First of all, a Great Dane and a chihauhau cannot mate because of size considerations. Other breeds of dogs are successfully interbred all the time. Has Rav Menken never heard of a pitbull? Didn't he ever wonder where it came from? Secondly, there is plenty of evidence in the fossil record for macroevolution and in the laboratory for microevolution. Yes, the fossil record is incomplete and there are still questions that need to be answered but there is too much evidence to claim that every species on Earth that exists today (along with the ones we've wiped out over the last few centuries) popped into existence exactly as they are now exactly 5771 years ago. The idea of progressive development of the species remains the best way to explain how things have developed the way they have.
Tens of millions of dollars are spent in labs at the world’s finest universities, attempting to accelerate the process, and their hands are empty.
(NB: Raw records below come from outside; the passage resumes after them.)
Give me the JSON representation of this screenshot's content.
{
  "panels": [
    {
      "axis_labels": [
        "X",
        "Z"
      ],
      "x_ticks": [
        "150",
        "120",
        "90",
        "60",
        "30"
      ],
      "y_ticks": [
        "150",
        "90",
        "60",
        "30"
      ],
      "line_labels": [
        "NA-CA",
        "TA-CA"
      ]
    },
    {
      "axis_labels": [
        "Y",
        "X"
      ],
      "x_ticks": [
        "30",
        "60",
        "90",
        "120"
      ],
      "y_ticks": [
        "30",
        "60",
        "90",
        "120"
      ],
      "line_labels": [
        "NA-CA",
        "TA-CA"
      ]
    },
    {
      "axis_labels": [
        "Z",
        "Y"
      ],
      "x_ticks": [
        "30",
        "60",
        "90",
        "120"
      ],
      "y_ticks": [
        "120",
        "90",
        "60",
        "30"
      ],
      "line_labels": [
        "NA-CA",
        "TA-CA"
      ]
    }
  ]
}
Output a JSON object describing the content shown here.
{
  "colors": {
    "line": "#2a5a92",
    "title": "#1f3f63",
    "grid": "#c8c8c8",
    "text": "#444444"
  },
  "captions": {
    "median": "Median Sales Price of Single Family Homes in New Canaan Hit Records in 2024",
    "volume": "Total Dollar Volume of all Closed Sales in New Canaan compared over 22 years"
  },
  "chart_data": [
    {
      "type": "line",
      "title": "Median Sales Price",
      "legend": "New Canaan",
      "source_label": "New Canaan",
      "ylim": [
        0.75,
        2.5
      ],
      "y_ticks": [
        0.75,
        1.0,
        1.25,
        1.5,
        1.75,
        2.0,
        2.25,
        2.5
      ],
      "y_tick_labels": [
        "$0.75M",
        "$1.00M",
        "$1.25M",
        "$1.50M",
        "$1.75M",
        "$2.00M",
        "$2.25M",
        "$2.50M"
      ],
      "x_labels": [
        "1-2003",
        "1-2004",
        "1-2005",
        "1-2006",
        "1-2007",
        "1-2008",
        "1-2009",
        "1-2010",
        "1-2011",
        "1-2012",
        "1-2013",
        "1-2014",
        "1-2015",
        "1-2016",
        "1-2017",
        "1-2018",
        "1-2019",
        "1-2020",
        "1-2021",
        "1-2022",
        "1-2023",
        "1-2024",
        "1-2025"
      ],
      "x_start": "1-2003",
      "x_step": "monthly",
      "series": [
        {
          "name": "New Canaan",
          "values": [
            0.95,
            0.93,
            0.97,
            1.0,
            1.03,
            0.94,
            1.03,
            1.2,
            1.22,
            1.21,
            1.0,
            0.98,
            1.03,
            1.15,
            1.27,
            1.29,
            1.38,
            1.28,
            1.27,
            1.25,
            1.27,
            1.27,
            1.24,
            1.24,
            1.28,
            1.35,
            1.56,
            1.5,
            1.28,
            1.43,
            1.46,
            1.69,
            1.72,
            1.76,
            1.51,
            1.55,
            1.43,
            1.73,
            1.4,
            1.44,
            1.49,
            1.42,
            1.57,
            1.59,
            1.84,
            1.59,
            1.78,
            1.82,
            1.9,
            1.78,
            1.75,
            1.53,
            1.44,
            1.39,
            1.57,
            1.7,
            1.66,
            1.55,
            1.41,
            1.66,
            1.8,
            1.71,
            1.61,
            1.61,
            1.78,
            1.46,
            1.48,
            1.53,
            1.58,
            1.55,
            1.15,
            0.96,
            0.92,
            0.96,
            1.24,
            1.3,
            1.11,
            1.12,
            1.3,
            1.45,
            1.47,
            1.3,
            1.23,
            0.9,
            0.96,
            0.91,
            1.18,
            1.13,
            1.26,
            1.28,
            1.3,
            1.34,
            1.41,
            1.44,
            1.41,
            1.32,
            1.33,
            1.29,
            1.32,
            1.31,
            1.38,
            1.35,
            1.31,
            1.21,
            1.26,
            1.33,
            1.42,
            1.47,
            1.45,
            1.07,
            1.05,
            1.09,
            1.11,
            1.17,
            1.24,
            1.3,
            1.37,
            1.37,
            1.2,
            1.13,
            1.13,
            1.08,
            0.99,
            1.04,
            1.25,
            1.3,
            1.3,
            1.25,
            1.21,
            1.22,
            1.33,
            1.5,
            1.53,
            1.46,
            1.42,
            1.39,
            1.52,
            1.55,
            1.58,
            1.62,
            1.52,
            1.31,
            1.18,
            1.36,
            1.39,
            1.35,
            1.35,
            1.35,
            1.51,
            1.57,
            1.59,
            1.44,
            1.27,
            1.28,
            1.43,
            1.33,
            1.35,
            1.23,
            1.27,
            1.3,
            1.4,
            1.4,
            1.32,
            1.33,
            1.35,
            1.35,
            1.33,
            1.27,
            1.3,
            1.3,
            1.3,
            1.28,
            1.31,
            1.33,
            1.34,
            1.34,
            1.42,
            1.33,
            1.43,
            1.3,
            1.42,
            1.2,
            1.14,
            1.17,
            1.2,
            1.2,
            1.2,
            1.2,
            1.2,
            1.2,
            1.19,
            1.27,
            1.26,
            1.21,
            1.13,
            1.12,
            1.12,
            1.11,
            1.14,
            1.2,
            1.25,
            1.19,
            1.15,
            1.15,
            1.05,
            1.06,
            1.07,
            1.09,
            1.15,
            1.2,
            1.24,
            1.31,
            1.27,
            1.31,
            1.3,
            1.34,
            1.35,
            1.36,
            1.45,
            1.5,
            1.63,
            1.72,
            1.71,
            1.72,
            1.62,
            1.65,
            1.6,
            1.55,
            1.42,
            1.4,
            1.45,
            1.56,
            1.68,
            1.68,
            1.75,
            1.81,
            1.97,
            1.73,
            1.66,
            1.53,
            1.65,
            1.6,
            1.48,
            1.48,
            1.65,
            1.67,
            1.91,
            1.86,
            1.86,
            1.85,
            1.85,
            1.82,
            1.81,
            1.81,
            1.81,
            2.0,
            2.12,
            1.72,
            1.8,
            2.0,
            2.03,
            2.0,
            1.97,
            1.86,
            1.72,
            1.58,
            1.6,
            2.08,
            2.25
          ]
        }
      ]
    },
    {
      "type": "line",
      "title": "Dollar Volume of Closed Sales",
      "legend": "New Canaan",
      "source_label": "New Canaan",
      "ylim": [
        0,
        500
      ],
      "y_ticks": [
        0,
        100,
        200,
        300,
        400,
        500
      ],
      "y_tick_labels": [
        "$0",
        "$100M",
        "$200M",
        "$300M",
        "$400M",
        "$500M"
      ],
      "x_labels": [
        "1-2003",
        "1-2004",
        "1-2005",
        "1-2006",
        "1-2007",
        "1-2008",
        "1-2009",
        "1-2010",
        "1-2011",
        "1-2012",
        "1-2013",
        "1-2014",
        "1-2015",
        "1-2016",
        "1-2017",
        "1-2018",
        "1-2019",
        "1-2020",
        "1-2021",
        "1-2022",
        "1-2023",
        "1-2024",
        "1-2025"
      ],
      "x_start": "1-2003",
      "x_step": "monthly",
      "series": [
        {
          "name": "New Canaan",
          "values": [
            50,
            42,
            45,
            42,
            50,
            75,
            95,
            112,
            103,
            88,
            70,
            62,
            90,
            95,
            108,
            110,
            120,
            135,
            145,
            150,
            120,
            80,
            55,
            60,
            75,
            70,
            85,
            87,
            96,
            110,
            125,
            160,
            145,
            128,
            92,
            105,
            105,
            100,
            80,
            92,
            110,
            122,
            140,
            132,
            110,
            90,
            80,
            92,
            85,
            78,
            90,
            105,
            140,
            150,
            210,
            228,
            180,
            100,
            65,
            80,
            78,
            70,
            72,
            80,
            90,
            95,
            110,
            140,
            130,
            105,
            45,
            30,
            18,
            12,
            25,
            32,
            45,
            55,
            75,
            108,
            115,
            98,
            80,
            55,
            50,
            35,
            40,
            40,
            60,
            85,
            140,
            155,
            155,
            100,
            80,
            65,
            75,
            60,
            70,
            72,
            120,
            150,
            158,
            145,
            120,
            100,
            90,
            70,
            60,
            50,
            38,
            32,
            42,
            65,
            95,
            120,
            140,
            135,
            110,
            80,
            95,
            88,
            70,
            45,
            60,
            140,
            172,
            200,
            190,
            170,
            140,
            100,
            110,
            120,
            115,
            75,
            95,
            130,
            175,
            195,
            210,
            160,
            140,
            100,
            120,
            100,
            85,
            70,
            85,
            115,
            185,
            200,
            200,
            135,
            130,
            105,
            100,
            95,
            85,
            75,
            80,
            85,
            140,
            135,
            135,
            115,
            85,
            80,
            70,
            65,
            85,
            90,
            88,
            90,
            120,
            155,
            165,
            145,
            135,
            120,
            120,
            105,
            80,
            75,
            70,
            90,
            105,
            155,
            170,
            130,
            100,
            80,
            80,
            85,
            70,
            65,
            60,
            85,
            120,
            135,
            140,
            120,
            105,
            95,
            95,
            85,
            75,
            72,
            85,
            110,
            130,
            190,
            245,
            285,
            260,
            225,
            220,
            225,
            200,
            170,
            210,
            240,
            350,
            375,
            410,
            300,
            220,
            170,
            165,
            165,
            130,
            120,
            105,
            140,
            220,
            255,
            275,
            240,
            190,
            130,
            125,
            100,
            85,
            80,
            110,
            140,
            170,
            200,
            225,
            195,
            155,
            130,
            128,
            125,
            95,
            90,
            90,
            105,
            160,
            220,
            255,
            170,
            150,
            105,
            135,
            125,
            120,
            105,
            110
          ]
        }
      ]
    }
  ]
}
There is no evidence, after repeated testing, yet the wild conjecture behind all this research is still called not merely a theory, but accepted as proven fact. Excuse me? They haven't managed to accelerate a tens of millions of years process into a few months? My God, what are those scientists doing? Sitting around, drinking coffee and occasionally flipping through a few pages of some thick books written in technical language specific to the field? Oh hang out, that's kollel. My mistake.
Rav Menken's defence of Rav Shafran proves two things: the idea that to be a "Torah-true" Jew you must believe in an untenable understanding of Bereshis is alive and well. It also proves that you don't have to be a scientist to make important conclusions about it. Once again, my father's quote, paraphrased:
"And how does that qualify you to talk about science?"